Hoofdstuk 4 Diabetes en obesitas

Hoofdstuk 4 Diabetes en obesitas

Dankzij klinische observaties hebben endocrinologen een belangrijke conclusie getrokken: obesitas is de belangrijkste provocerende factor bij de ontwikkeling van diabetes mellitus type 2.

Oordeel zelf: van de mensen met dit type diabetes heeft 80% in één of andere mate last van obesitas. Bovendien hangt de waarschijnlijkheid van de ziekte niet zozeer af van de mate van obesitas, maar van de duur ervan. Bij langdurig overgewicht neemt het risico op diabetes toe. Overgewicht wordt waargenomen bij ongeveer een derde van de bewoners van onze planeet. Hiervan zijn 8-15% mensen met extreme obesitas, die tien keer vaker diabetes ontwikkelen dan magere mensen.

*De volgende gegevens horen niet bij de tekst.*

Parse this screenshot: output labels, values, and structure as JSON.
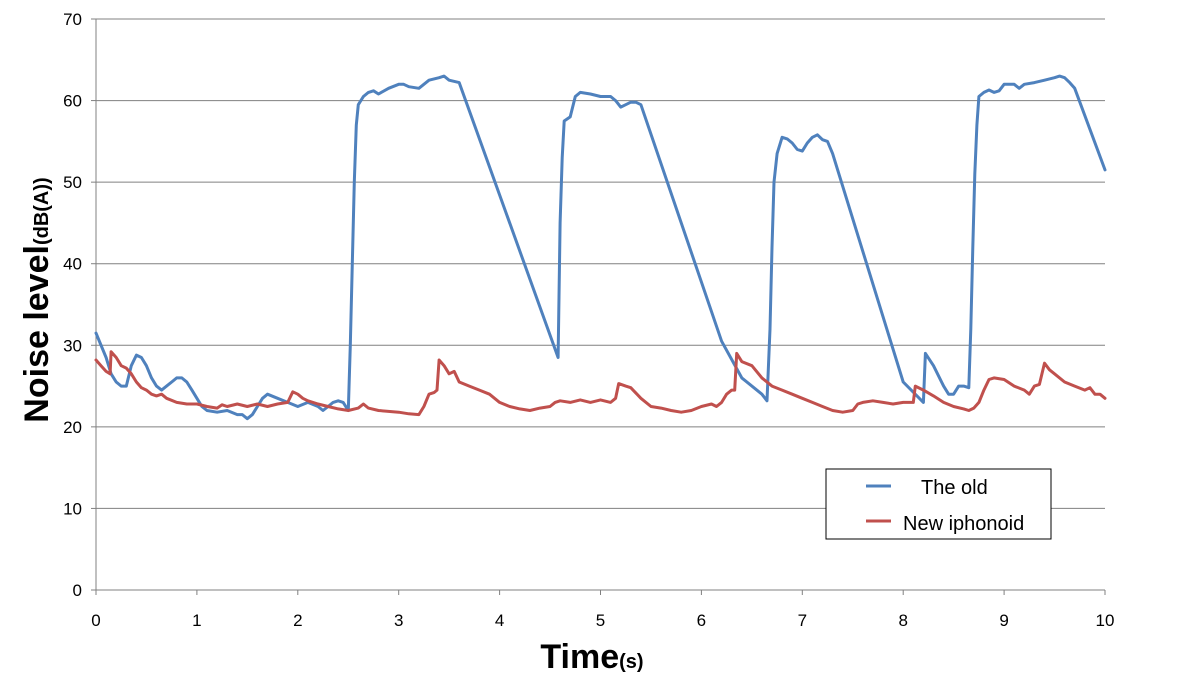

Als u eerstegraads obesitas heeft, is uw risico op het ontwikkelen van diabetes twee keer hoger dan bij een persoon met een normaal gewicht. Bij matige obesitas neemt het risico vijf keer toe. Bovendien hebben mensen met overgewicht 10 tot 15 keer meer kans op hart- en vaatziekten, waardoor hun levensverwachting 7 tot 12 jaar korter is dan gemiddeld. Als u te zwaar bent, denk dan na over wat u leest. En ongeacht of u in uw ster gelooft of niet, trek de juiste conclusies.

Diabetes type 2 en obesitas gaan hand in hand. En het is geen toeval. We hebben al geschreven dat obesitas bijdraagt ​​aan een verminderde gevoeligheid van insuline-afhankelijke weefsels voor insuline. We kunnen zeggen dat vet de insulinereceptoren in cellen blokkeert. Suiker kan niet in de benodigde hoeveelheid de cellen binnendringen en hoopt zich op in het bloed. Een stijging van de bloedsuikerspiegel dient als signaal om de insulinesecretie te verhogen.

Het lichaam probeert de cellen te ‘voeden’ en metabolische processen te herstellen door meer insuline te produceren. Er treedt hyperinsulinisme op, wat leidt tot verstoring van het gecoördineerde werk van de centra van verzadiging en honger in de richting van een voortdurend verhoogde eetlust. Te veel eten draagt ​​bij aan de verdere progressie van obesitas. De cirkel sluit.

De conclusie doet zich dus voor: om van zwaarlijvigheid af te komen, moet je van de verhoogde eetlust afkomen. Eén manier is om minder te eten.